Day 97: Garbage thieves

Resist social or peer pressure for noble values and causes in meaningful ways.

There are thieves lurking around in our neighbourhood. Last year, someone stole our cargo bike in the middle of the night (impressive, really: that bike was big and heavy), and I have often heard neighbours complaining about people looking though garbage cans and taking things. (What things, I don’t know.)

Yesterday, they came to our house.

My wife was upstairs sleeping, I was in the living-room with the baby on my arm, walking back and forth and back and forth, trying to make him fall asleep as well. It was around noon, and he had a new diaper and he didn’t seem to be hungry or to be in any pain, he just wanted to stay awake to experience the world — but his parents wanted to sleep. So there I was, like a lion in a cage (don’t put too much into that comparison), walking from one end of the room and back, with hunched shoulders and sleepy eyes.

Suddenly I saw a stranger outside our house. Two strangers: one man and one woman, both in dishevelled clothes and carrying several plastic bags. The man was outside our gate, trying to open it.

I went to the window. Hey you, I mimed, get the hell out of here!

He saw me and pointed at something inside the gate.

I went to the door and opened it, still with the baby half asleep in my arms.

Glass, he said in broken English or Danish before I could say anything, glass? Pant? Please? He pointed towards a plastic bag with glass next to our garbage.

The last time there was a neighbourhood party, a neighbour called people who search through our garbage for thieves and even worse things. He thought they were obnoxious and if he ever saw them, he would kick them down the street and scare them out of town. Vermin!

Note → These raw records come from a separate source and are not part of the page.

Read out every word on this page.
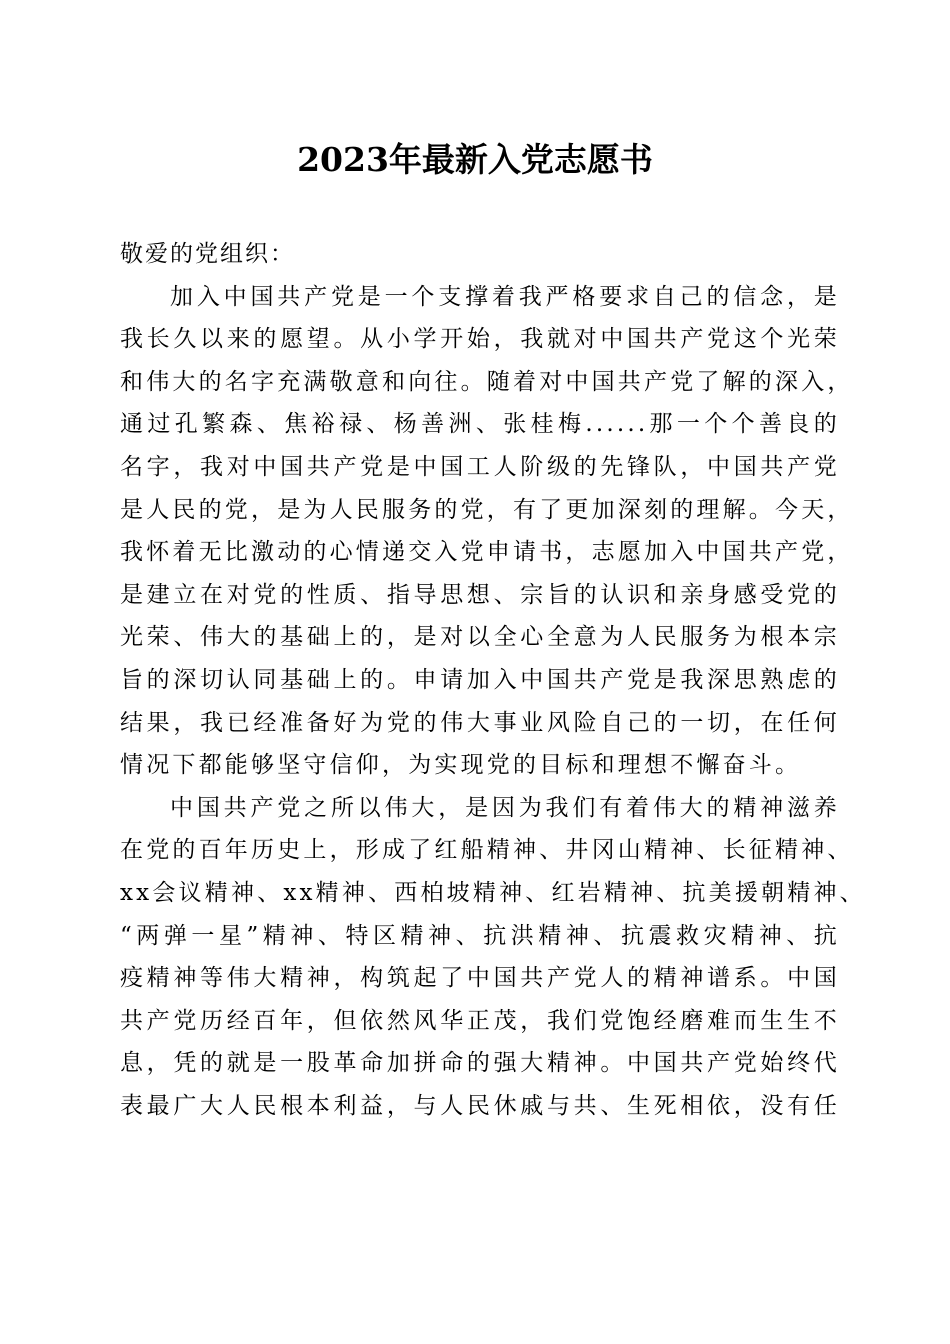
2023年最新入党志愿书

敬爱的党组织：

加入中国共产党是一个支撑着我严格要求自己的信念，是
我长久以来的愿望。从小学开始，我就对中国共产党这个光荣
和伟大的名字充满敬意和向往。随着对中国共产党了解的深入，
通过孔繁森、焦裕禄、杨善洲、张桂梅......那一个个善良的
名字，我对中国共产党是中国工人阶级的先锋队，中国共产党
是人民的党，是为人民服务的党，有了更加深刻的理解。今天，
我怀着无比激动的心情递交入党申请书，志愿加入中国共产党，
是建立在对党的性质、指导思想、宗旨的认识和亲身感受党的
光荣、伟大的基础上的，是对以全心全意为人民服务为根本宗
旨的深切认同基础上的。申请加入中国共产党是我深思熟虑的
结果，我已经准备好为党的伟大事业风险自己的一切，在任何
情况下都能够坚守信仰，为实现党的目标和理想不懈奋斗。
中国共产党之所以伟大，是因为我们有着伟大的精神滋养
在党的百年历史上，形成了红船精神、井冈山精神、长征精神、
xx会议精神、xx精神、西柏坡精神、红岩精神、抗美援朝精神、
“两弹一星”精神、特区精神、抗洪精神、抗震救灾精神、抗
疫精神等伟大精神，构筑起了中国共产党人的精神谱系。中国
共产党历经百年，但依然风华正茂，我们党饱经磨难而生生不
息，凭的就是一股革命加拼命的强大精神。中国共产党始终代
表最广大人民根本利益，与人民休戚与共、生死相依，没有任
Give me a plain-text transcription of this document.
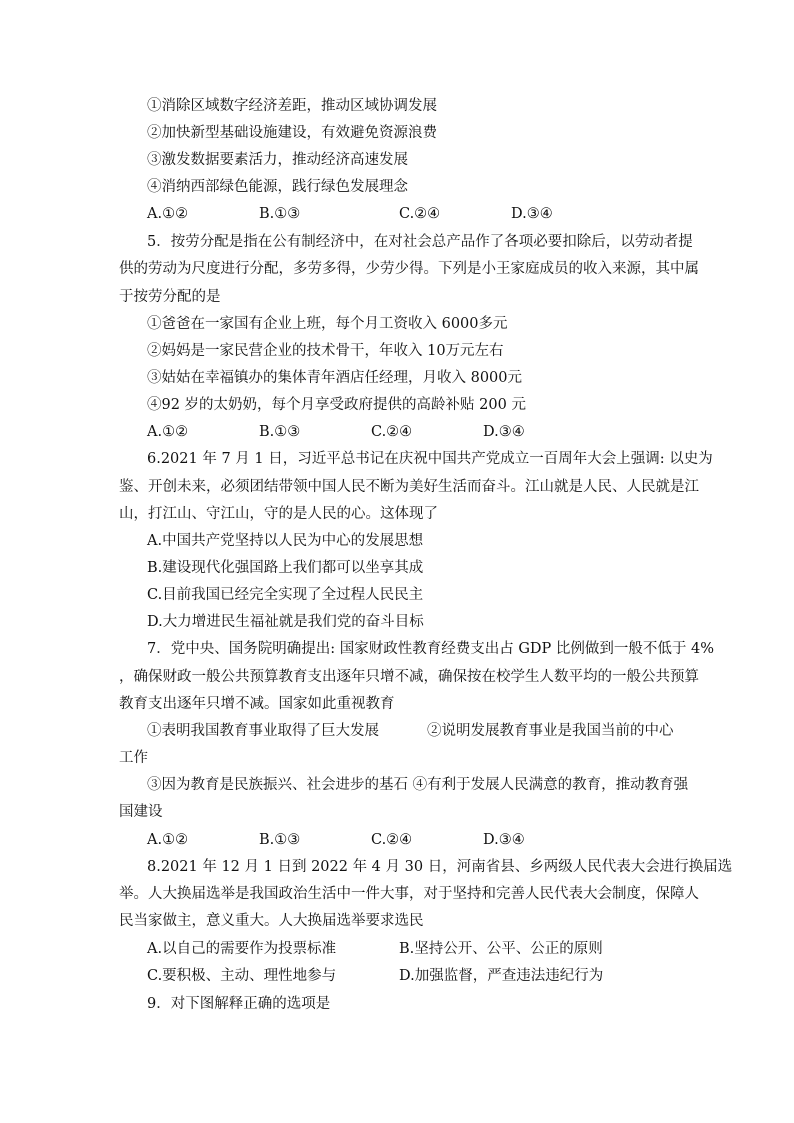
①消除区域数字经济差距，推动区域协调发展
②加快新型基础设施建设，有效避免资源浪费
③激发数据要素活力，推动经济高速发展
④消纳西部绿色能源，践行绿色发展理念
A.①②	B.①③	C.②④	D.③④
5．按劳分配是指在公有制经济中，在对社会总产品作了各项必要扣除后，以劳动者提
供的劳动为尺度进行分配，多劳多得，少劳少得。下列是小王家庭成员的收入来源，其中属
于按劳分配的是
①爸爸在一家国有企业上班，每个月工资收入 6000多元
②妈妈是一家民营企业的技术骨干，年收入 10万元左右
③姑姑在幸福镇办的集体青年酒店任经理，月收入 8000元
④92 岁的太奶奶，每个月享受政府提供的高龄补贴 200 元
A.①②	B.①③	C.②④	D.③④
6.2021 年 7 月 1 日，习近平总书记在庆祝中国共产党成立一百周年大会上强调: 以史为
鉴、开创未来，必须团结带领中国人民不断为美好生活而奋斗。江山就是人民、人民就是江
山，打江山、守江山，守的是人民的心。这体现了
A.中国共产党坚持以人民为中心的发展思想
B.建设现代化强国路上我们都可以坐享其成
C.目前我国已经完全实现了全过程人民民主
D.大力增进民生福祉就是我们党的奋斗目标
7．党中央、国务院明确提出: 国家财政性教育经费支出占 GDP 比例做到一般不低于 4%
，确保财政一般公共预算教育支出逐年只增不减，确保按在校学生人数平均的一般公共预算
教育支出逐年只增不减。国家如此重视教育
①表明我国教育事业取得了巨大发展	②说明发展教育事业是我国当前的中心
工作
③因为教育是民族振兴、社会进步的基石 ④有利于发展人民满意的教育，推动教育强
国建设
A.①②	B.①③	C.②④	D.③④
8.2021 年 12 月 1 日到 2022 年 4 月 30 日，河南省县、乡两级人民代表大会进行换届选
举。人大换届选举是我国政治生活中一件大事，对于坚持和完善人民代表大会制度，保障人
民当家做主，意义重大。人大换届选举要求选民
A.以自己的需要作为投票标准	B.坚持公开、公平、公正的原则
C.要积极、主动、理性地参与	D.加强监督，严查违法违纪行为
9．对下图解释正确的选项是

He was talking about this man in front of me. He was talking about a man whose income was our trash, our bottles, our leftovers. He was talking about a man who stayed outside the gate once he saw me through the window, and who asked politely if I could give him something I pay the government to take away for me anyway.

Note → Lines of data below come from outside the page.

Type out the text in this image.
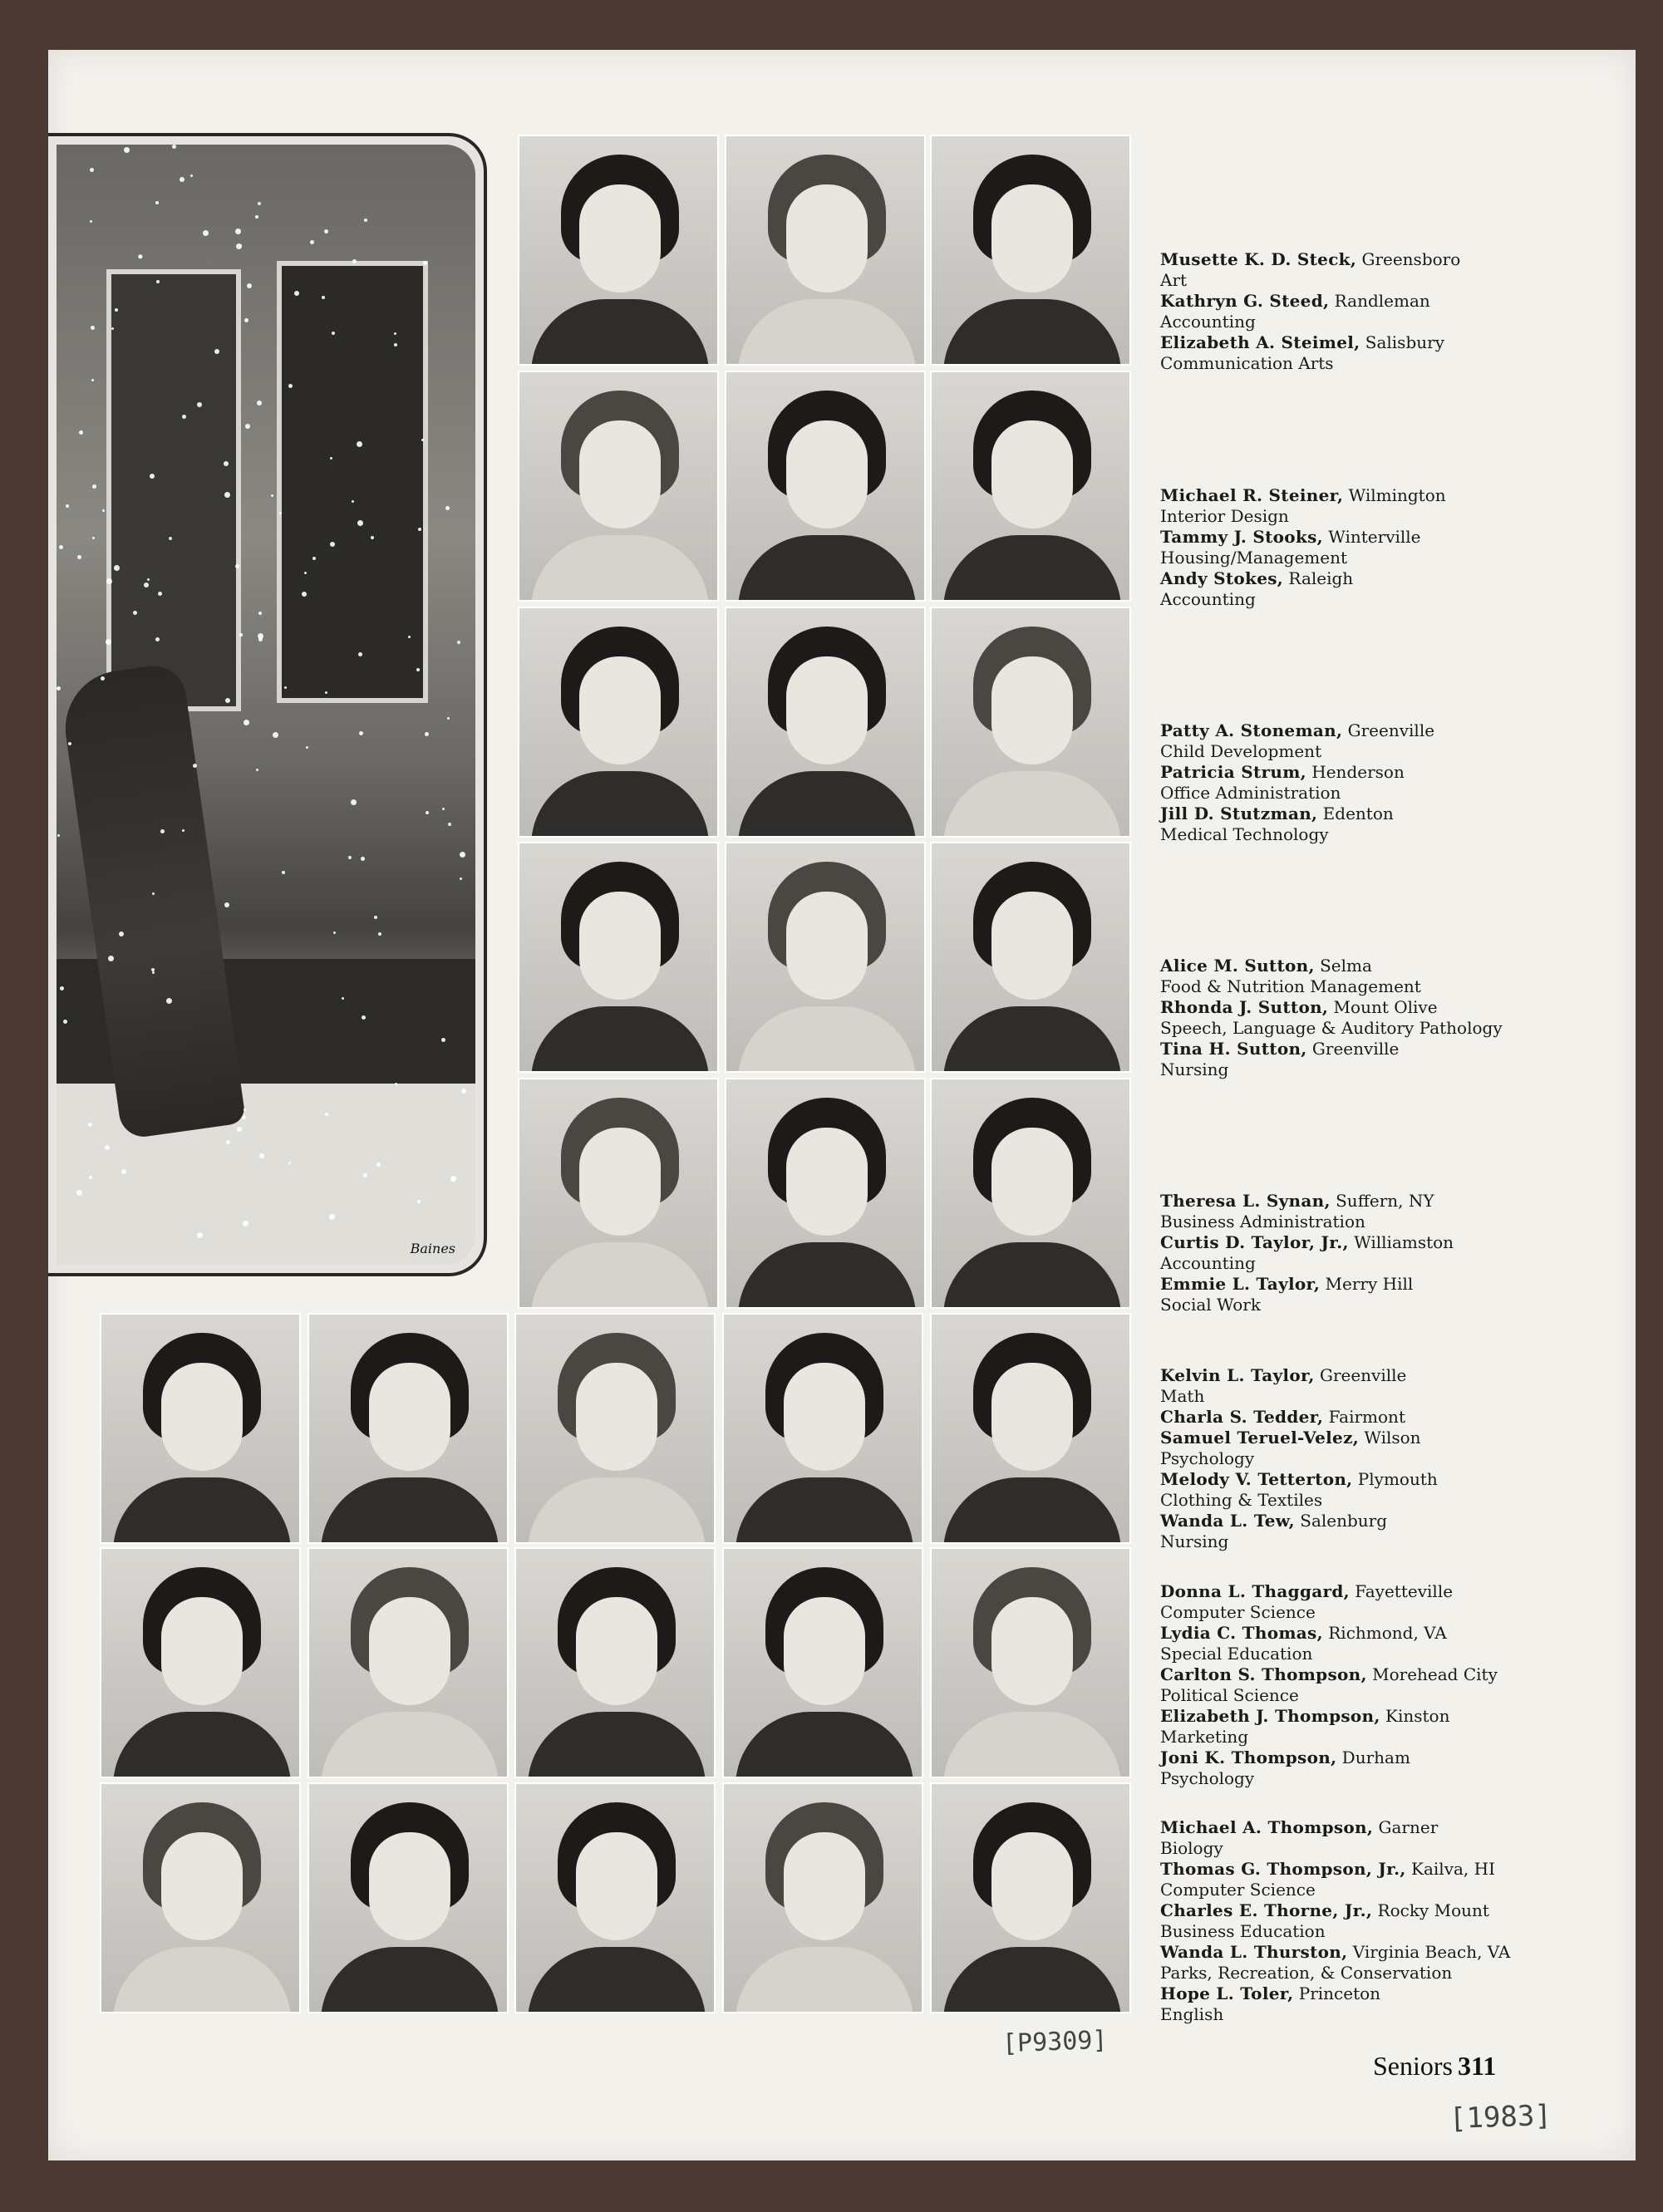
Baines
Musette K. D. Steck, Greensboro
Art
Kathryn G. Steed, Randleman
Accounting
Elizabeth A. Steimel, Salisbury
Communication Arts
Michael R. Steiner, Wilmington
Interior Design
Tammy J. Stooks, Winterville
Housing/Management
Andy Stokes, Raleigh
Accounting
Patty A. Stoneman, Greenville
Child Development
Patricia Strum, Henderson
Office Administration
Jill D. Stutzman, Edenton
Medical Technology
Alice M. Sutton, Selma
Food & Nutrition Management
Rhonda J. Sutton, Mount Olive
Speech, Language & Auditory Pathology
Tina H. Sutton, Greenville
Nursing
Theresa L. Synan, Suffern, NY
Business Administration
Curtis D. Taylor, Jr., Williamston
Accounting
Emmie L. Taylor, Merry Hill
Social Work
Kelvin L. Taylor, Greenville
Math
Charla S. Tedder, Fairmont
Samuel Teruel-Velez, Wilson
Psychology
Melody V. Tetterton, Plymouth
Clothing & Textiles
Wanda L. Tew, Salenburg
Nursing
Donna L. Thaggard, Fayetteville
Computer Science
Lydia C. Thomas, Richmond, VA
Special Education
Carlton S. Thompson, Morehead City
Political Science
Elizabeth J. Thompson, Kinston
Marketing
Joni K. Thompson, Durham
Psychology
Michael A. Thompson, Garner
Biology
Thomas G. Thompson, Jr., Kailva, HI
Computer Science
Charles E. Thorne, Jr., Rocky Mount
Business Education
Wanda L. Thurston, Virginia Beach, VA
Parks, Recreation, & Conservation
Hope L. Toler, Princeton
English
Seniors 311
[P9309]
[1983]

And I should scare him out of town?

But what on earth for?

Yes, it’s annoying when someone intrudes your space. We own the area inside the gate, it’s ours and no-one else’s, and anyone who wants to open the gate, must be allowed to first. You can’t just go there without our permission, even if you just want to take away some trash. The world suddenly feels more insecure and we feel a bit violated if someone does.

On the other hand… I have been there. Not stealing trash, but having not enough money to buy some decent food and looking at the mansions and the big cars and extravagant shopping sprees around me. I know the feeling — and even then I knew that my family could help me out, or that I had money somewhere else, or that the student loan would soon come.

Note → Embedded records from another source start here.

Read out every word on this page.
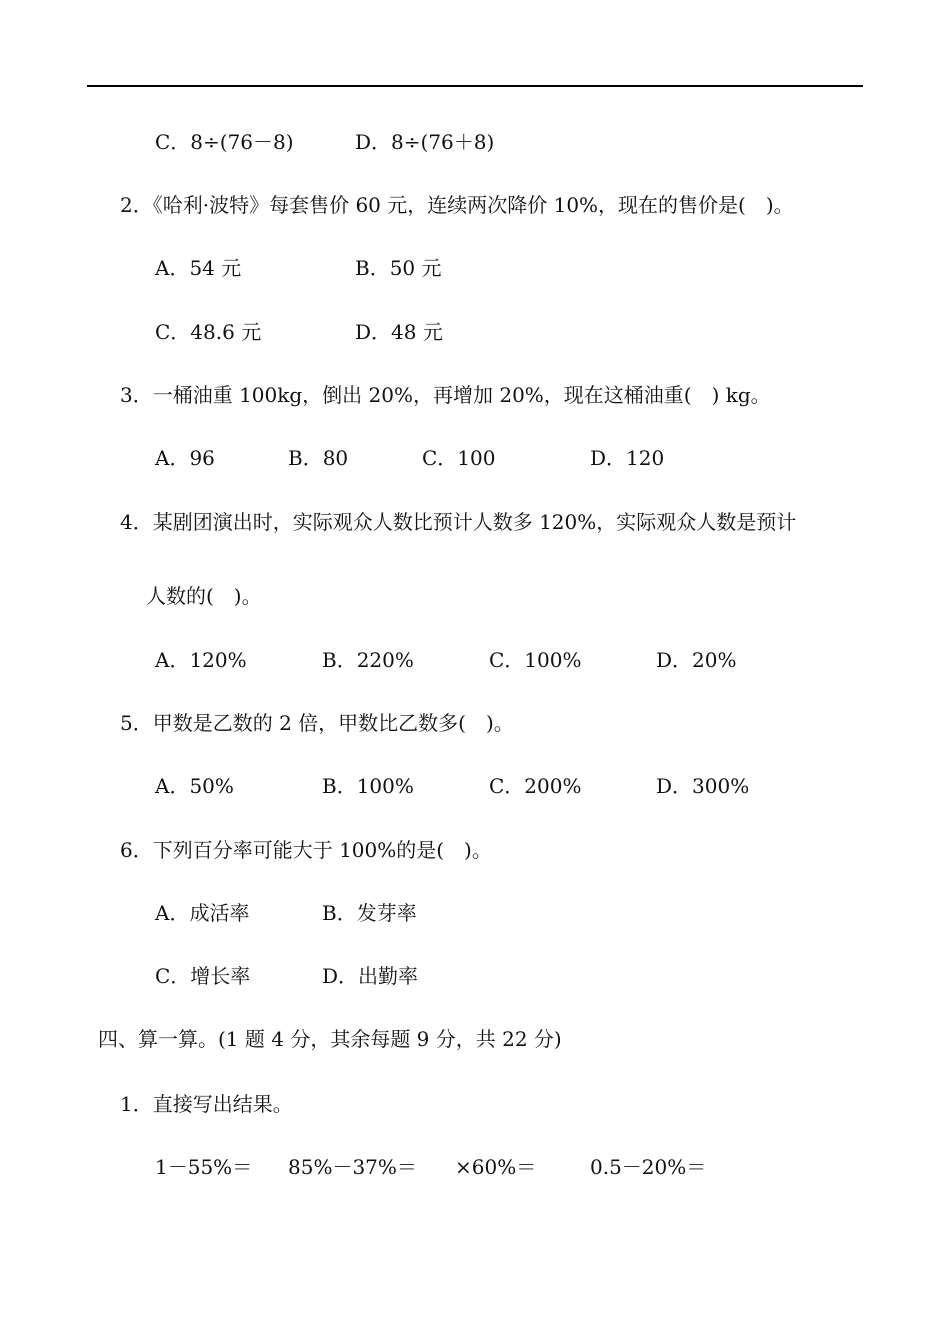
C．8÷(76－8)	D．8÷(76＋8)
2．《哈利·波特》每套售价 60 元，连续两次降价 10%，现在的售价是(　)。
A．54 元	B．50 元
C．48.6 元	D．48 元
3．一桶油重 100kg，倒出 20%，再增加 20%，现在这桶油重(　) kg。
A．96	B．80	C．100	D．120
4．某剧团演出时，实际观众人数比预计人数多 120%，实际观众人数是预计
人数的(　)。
A．120%	B．220%	C．100%	D．20%
5．甲数是乙数的 2 倍，甲数比乙数多(　)。
A．50%	B．100%	C．200%	D．300%
6．下列百分率可能大于 100%的是(　)。
A．成活率	B．发芽率
C．增长率	D．出勤率
四、算一算。(1 题 4 分，其余每题 9 分，共 22 分)
1．直接写出结果。
1－55%＝ 85%－37%＝ ×60%＝	0.5－20%＝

This man, however, didn’t seem to have that luxury. And because of that, I should chase him away, like most people here chase our cat lady neighbour’s cats?

I’m sorry, I said, those glass — no pant.

Ah, OK, he said, thank you, my friend, thank you.

But I could… I heard myself say, but he was already gone. Good luck, I said, more to myself and the now sleeping baby than to him — good luck. And I closed the door.

I don’t like people searching through my garbage. But I should like even less that my luck in life should make me despise those not so lucky.